I’m surprised I can still laugh and listen to fabulous stories. I still love movies and television and books and my amazing daughter and her brave, fabulous life. It’s not that I want to stand on a corner only talking about politics and what is happening to our nation. That’s not it at all. But I don’t want to avoid all conversation about what is happening to the country I love so much.
And, truth be told, this is not looking at friends saying we differ on political policy. This isn’t policy. This is adding to the rich on the backs of the poor and nothing else. This is taking away the rights of others so ‘white men’ can continue to control us all, as they did for a long time. This is war. This is a moment of fight, not flight.
So, that’s it. Some of my friends and I are no longer friends, and actually, I think I can live with it. My BFF and I haven’t spoken since Trump was elected president—the first time. And others are not on my call sheet. I’m ignoring them, actually.
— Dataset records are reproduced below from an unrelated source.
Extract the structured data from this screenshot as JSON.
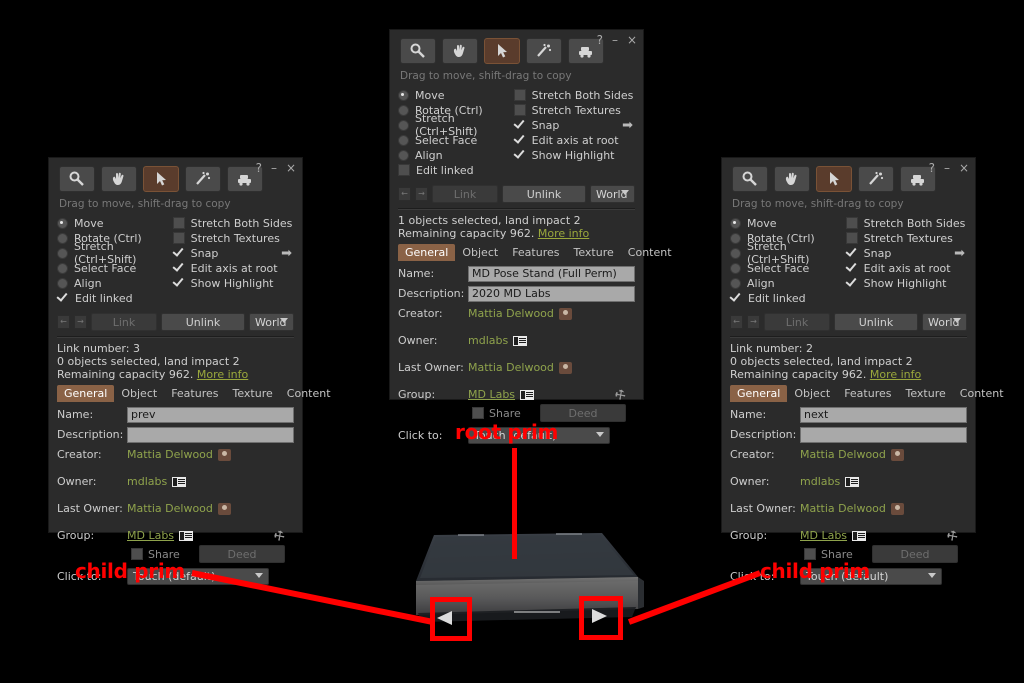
{
  "panels": [
    {
      "id": "left",
      "hint": "Drag to move, shift-drag to copy",
      "help": "?",
      "minimize": "–",
      "close": "×",
      "tools": [
        "zoom-icon",
        "grab-hand-icon",
        "edit-cursor-icon",
        "create-wand-icon",
        "land-terraform-icon"
      ],
      "radios": [
        {
          "label": "Move",
          "checked": true
        },
        {
          "label": "Rotate (Ctrl)",
          "checked": false
        },
        {
          "label": "Stretch (Ctrl+Shift)",
          "checked": false
        },
        {
          "label": "Select Face",
          "checked": false
        },
        {
          "label": "Align",
          "checked": false
        }
      ],
      "edit_linked": {
        "label": "Edit linked",
        "checked": true
      },
      "checks": [
        {
          "label": "Stretch Both Sides",
          "checked": false
        },
        {
          "label": "Stretch Textures",
          "checked": false
        },
        {
          "label": "Snap",
          "checked": true
        },
        {
          "label": "Edit axis at root",
          "checked": true
        },
        {
          "label": "Show Highlight",
          "checked": true
        }
      ],
      "link_button": "Link",
      "unlink_button": "Unlink",
      "reference_frame": "World",
      "status_line1": "Link number: 3",
      "status_line2": "0 objects selected, land impact 2",
      "status_line3": "Remaining capacity 962.",
      "more_info": "More info",
      "tabs": [
        "General",
        "Object",
        "Features",
        "Texture",
        "Content"
      ],
      "active_tab": "General",
      "fields": {
        "name_label": "Name:",
        "name_value": "prev",
        "desc_label": "Description:",
        "desc_value": "",
        "creator_label": "Creator:",
        "creator_value": "Mattia Delwood",
        "owner_label": "Owner:",
        "owner_value": "mdlabs",
        "last_owner_label": "Last Owner:",
        "last_owner_value": "Mattia Delwood",
        "group_label": "Group:",
        "group_value": "MD Labs",
        "share_label": "Share",
        "share_checked": false,
        "deed_label": "Deed",
        "click_to_label": "Click to:",
        "click_to_value": "Touch  (default)"
      }
    },
    {
      "id": "center",
      "hint": "Drag to move, shift-drag to copy",
      "help": "?",
      "minimize": "–",
      "close": "×",
      "tools": [
        "zoom-icon",
        "grab-hand-icon",
        "edit-cursor-icon",
        "create-wand-icon",
        "land-terraform-icon"
      ],
      "radios": [
        {
          "label": "Move",
          "checked": true
        },
        {
          "label": "Rotate (Ctrl)",
          "checked": false
        },
        {
          "label": "Stretch (Ctrl+Shift)",
          "checked": false
        },
        {
          "label": "Select Face",
          "checked": false
        },
        {
          "label": "Align",
          "checked": false
        }
      ],
      "edit_linked": {
        "label": "Edit linked",
        "checked": false
      },
      "checks": [
        {
          "label": "Stretch Both Sides",
          "checked": false
        },
        {
          "label": "Stretch Textures",
          "checked": false
        },
        {
          "label": "Snap",
          "checked": true
        },
        {
          "label": "Edit axis at root",
          "checked": true
        },
        {
          "label": "Show Highlight",
          "checked": true
        }
      ],
      "link_button": "Link",
      "unlink_button": "Unlink",
      "reference_frame": "World",
      "status_line1": "",
      "status_line2": "1 objects selected, land impact 2",
      "status_line3": "Remaining capacity 962.",
      "more_info": "More info",
      "tabs": [
        "General",
        "Object",
        "Features",
        "Texture",
        "Content"
      ],
      "active_tab": "General",
      "fields": {
        "name_label": "Name:",
        "name_value": "MD Pose Stand (Full Perm)",
        "desc_label": "Description:",
        "desc_value": "2020 MD Labs",
        "creator_label": "Creator:",
        "creator_value": "Mattia Delwood",
        "owner_label": "Owner:",
        "owner_value": "mdlabs",
        "last_owner_label": "Last Owner:",
        "last_owner_value": "Mattia Delwood",
        "group_label": "Group:",
        "group_value": "MD Labs",
        "share_label": "Share",
        "share_checked": false,
        "deed_label": "Deed",
        "click_to_label": "Click to:",
        "click_to_value": "Touch  (default)"
      }
    },
    {
      "id": "right",
      "hint": "Drag to move, shift-drag to copy",
      "help": "?",
      "minimize": "–",
      "close": "×",
      "tools": [
        "zoom-icon",
        "grab-hand-icon",
        "edit-cursor-icon",
        "create-wand-icon",
        "land-terraform-icon"
      ],
      "radios": [
        {
          "label": "Move",
          "checked": true
        },
        {
          "label": "Rotate (Ctrl)",
          "checked": false
        },
        {
          "label": "Stretch (Ctrl+Shift)",
          "checked": false
        },
        {
          "label": "Select Face",
          "checked": false
        },
        {
          "label": "Align",
          "checked": false
        }
      ],
      "edit_linked": {
        "label": "Edit linked",
        "checked": true
      },
      "checks": [
        {
          "label": "Stretch Both Sides",
          "checked": false
        },
        {
          "label": "Stretch Textures",
          "checked": false
        },
        {
          "label": "Snap",
          "checked": true
        },
        {
          "label": "Edit axis at root",
          "checked": true
        },
        {
          "label": "Show Highlight",
          "checked": true
        }
      ],
      "link_button": "Link",
      "unlink_button": "Unlink",
      "reference_frame": "World",
      "status_line1": "Link number: 2",
      "status_line2": "0 objects selected, land impact 2",
      "status_line3": "Remaining capacity 962.",
      "more_info": "More info",
      "tabs": [
        "General",
        "Object",
        "Features",
        "Texture",
        "Content"
      ],
      "active_tab": "General",
      "fields": {
        "name_label": "Name:",
        "name_value": "next",
        "desc_label": "Description:",
        "desc_value": "",
        "creator_label": "Creator:",
        "creator_value": "Mattia Delwood",
        "owner_label": "Owner:",
        "owner_value": "mdlabs",
        "last_owner_label": "Last Owner:",
        "last_owner_value": "Mattia Delwood",
        "group_label": "Group:",
        "group_value": "MD Labs",
        "share_label": "Share",
        "share_checked": false,
        "deed_label": "Deed",
        "click_to_label": "Click to:",
        "click_to_value": "Touch  (default)"
      }
    }
  ],
  "annotations": {
    "root_prim": "root prim",
    "child_prim_left": "child prim",
    "child_prim_right": "child prim",
    "color": "#ff0000"
  },
  "scene": {
    "object_name": "pose-stand-3d-object",
    "left_arrow_glyph": "◀",
    "right_arrow_glyph": "▶"
  }
}
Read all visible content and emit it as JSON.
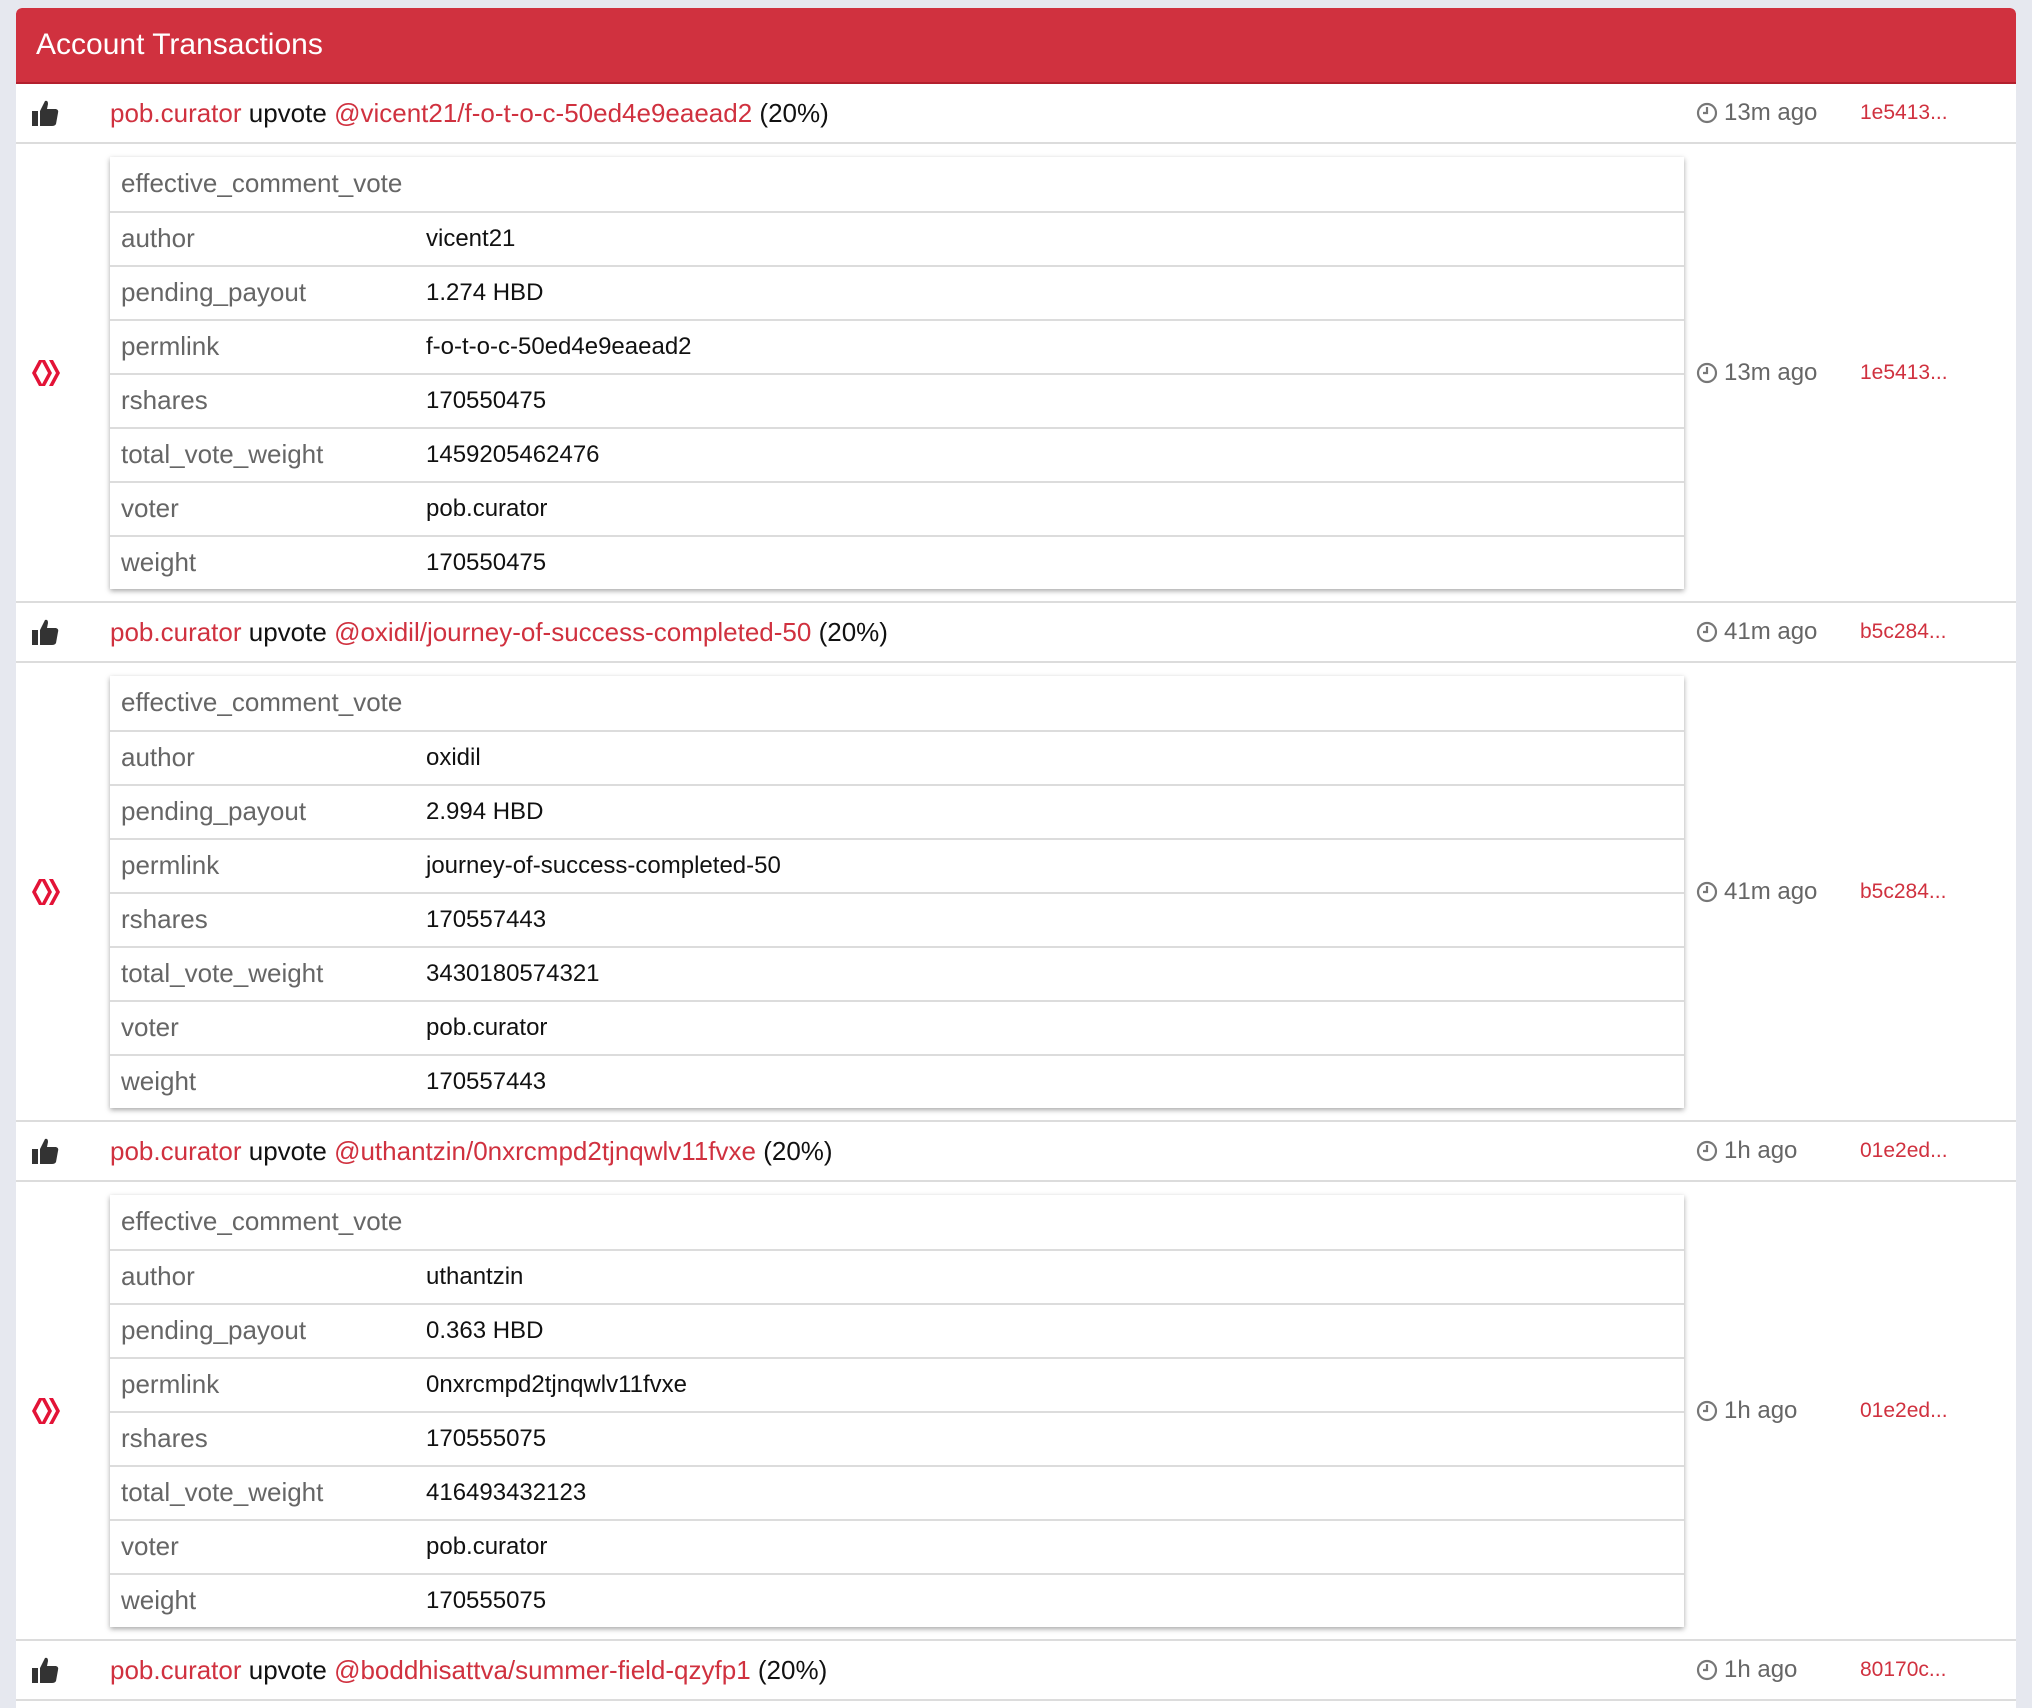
{
  "header": {
    "title": "Account Transactions"
  },
  "colors": {
    "accent": "#d0313f"
  },
  "card_title": "effective_comment_vote",
  "transactions": [
    {
      "voter": "pob.curator",
      "action": "upvote",
      "target": "@vicent21/f-o-t-o-c-50ed4e9eaead2",
      "percent": "(20%)",
      "time": "13m ago",
      "hash": "1e5413...",
      "details": [
        {
          "key": "author",
          "value": "vicent21"
        },
        {
          "key": "pending_payout",
          "value": "1.274 HBD"
        },
        {
          "key": "permlink",
          "value": "f-o-t-o-c-50ed4e9eaead2"
        },
        {
          "key": "rshares",
          "value": "170550475"
        },
        {
          "key": "total_vote_weight",
          "value": "1459205462476"
        },
        {
          "key": "voter",
          "value": "pob.curator"
        },
        {
          "key": "weight",
          "value": "170550475"
        }
      ]
    },
    {
      "voter": "pob.curator",
      "action": "upvote",
      "target": "@oxidil/journey-of-success-completed-50",
      "percent": "(20%)",
      "time": "41m ago",
      "hash": "b5c284...",
      "details": [
        {
          "key": "author",
          "value": "oxidil"
        },
        {
          "key": "pending_payout",
          "value": "2.994 HBD"
        },
        {
          "key": "permlink",
          "value": "journey-of-success-completed-50"
        },
        {
          "key": "rshares",
          "value": "170557443"
        },
        {
          "key": "total_vote_weight",
          "value": "3430180574321"
        },
        {
          "key": "voter",
          "value": "pob.curator"
        },
        {
          "key": "weight",
          "value": "170557443"
        }
      ]
    },
    {
      "voter": "pob.curator",
      "action": "upvote",
      "target": "@uthantzin/0nxrcmpd2tjnqwlv11fvxe",
      "percent": "(20%)",
      "time": "1h ago",
      "hash": "01e2ed...",
      "details": [
        {
          "key": "author",
          "value": "uthantzin"
        },
        {
          "key": "pending_payout",
          "value": "0.363 HBD"
        },
        {
          "key": "permlink",
          "value": "0nxrcmpd2tjnqwlv11fvxe"
        },
        {
          "key": "rshares",
          "value": "170555075"
        },
        {
          "key": "total_vote_weight",
          "value": "416493432123"
        },
        {
          "key": "voter",
          "value": "pob.curator"
        },
        {
          "key": "weight",
          "value": "170555075"
        }
      ]
    },
    {
      "voter": "pob.curator",
      "action": "upvote",
      "target": "@boddhisattva/summer-field-qzyfp1",
      "percent": "(20%)",
      "time": "1h ago",
      "hash": "80170c...",
      "details": []
    }
  ]
}
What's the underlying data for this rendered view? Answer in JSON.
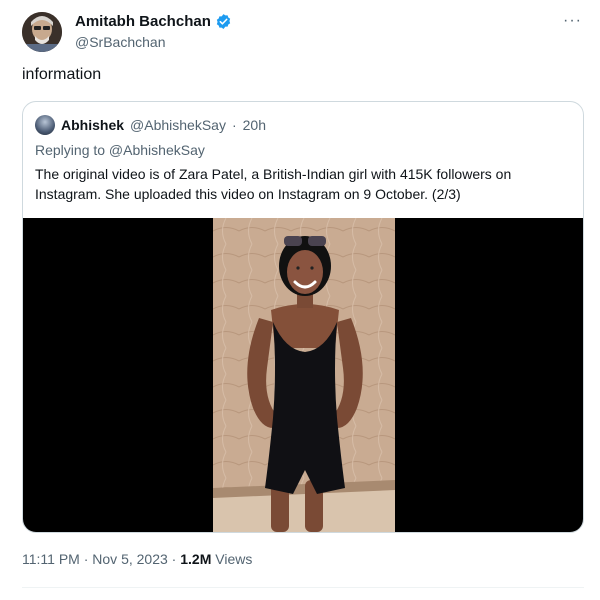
{
  "author": {
    "name": "Amitabh Bachchan",
    "handle": "@SrBachchan",
    "verified_icon": "verified-badge-icon",
    "avatar_icon": "avatar-photo"
  },
  "more_icon": "more-options-icon",
  "more_glyph": "···",
  "tweet_text": "information",
  "quoted": {
    "name": "Abhishek",
    "handle": "@AbhishekSay",
    "separator": "·",
    "time": "20h",
    "replying_to": "Replying to @AbhishekSay",
    "text": "The original video is of Zara Patel, a British-Indian girl with 415K followers on Instagram. She uploaded this video on Instagram on 9 October. (2/3)"
  },
  "meta": {
    "time": "11:11 PM · Nov 5, 2023 · ",
    "views_count": "1.2M",
    "views_label": " Views"
  },
  "colors": {
    "verified_blue": "#1d9bf0",
    "secondary_text": "#536471",
    "border": "#cfd9de"
  }
}
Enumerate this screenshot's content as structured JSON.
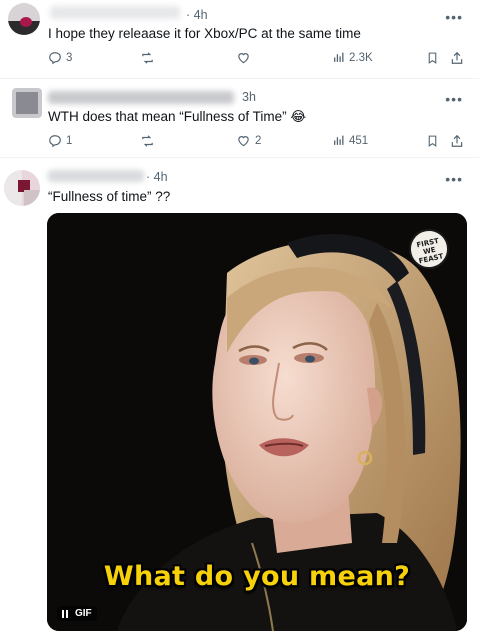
{
  "replies": [
    {
      "time": "· 4h",
      "text": "I hope they releaase it for Xbox/PC at the same time",
      "stats": {
        "replies": "3",
        "reposts": "",
        "likes": "",
        "views": "2.3K"
      }
    },
    {
      "time": "3h",
      "text": "WTH does that mean “Fullness of Time” 😂",
      "stats": {
        "replies": "1",
        "reposts": "",
        "likes": "2",
        "views": "451"
      }
    },
    {
      "time": "· 4h",
      "text": "“Fullness of time” ??",
      "gif": {
        "caption": "What do you mean?",
        "badge": "GIF",
        "logo_line1": "FIRST",
        "logo_line2": "WE",
        "logo_line3": "FEAST"
      }
    }
  ],
  "icons": {
    "more": "more-horizontal-icon",
    "reply": "reply-icon",
    "repost": "repost-icon",
    "like": "heart-icon",
    "views": "views-icon",
    "bookmark": "bookmark-icon",
    "share": "share-icon"
  },
  "colors": {
    "text": "#0f1419",
    "muted": "#536471",
    "caption": "#f7d10a"
  }
}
Since the election, my circle is getting smaller, but tighter, which makes me grateful. I have to do that right now so I don’t explode. I can hope that one day we will all meet again and maybe have our first honest conversation about what we really think about each other. Maybe not. Either way, I know that in this moment, in this country that I care so much about, it is not the time to sit back and be silent.
So here is to circles of collaboration that want the same thing for us all. Equality. Freedom to be ‘me.’ And, caring for others who call this country home.
- Christine Merser
For almost 60 years I have carried the guilt that I never (properly) responded to a neighbor of mine in Sag Harbor who made a disparaging remark to me about someone's ethnicity. Instead I just looked down and muttered something unintelligible. I had thought he was a friend, and I suppose he was, but I allowed that friendship to mute me when I should have rebuffed him. He's dead now, so in a sense, my circle is smaller. But not because I did the right, honorable thing.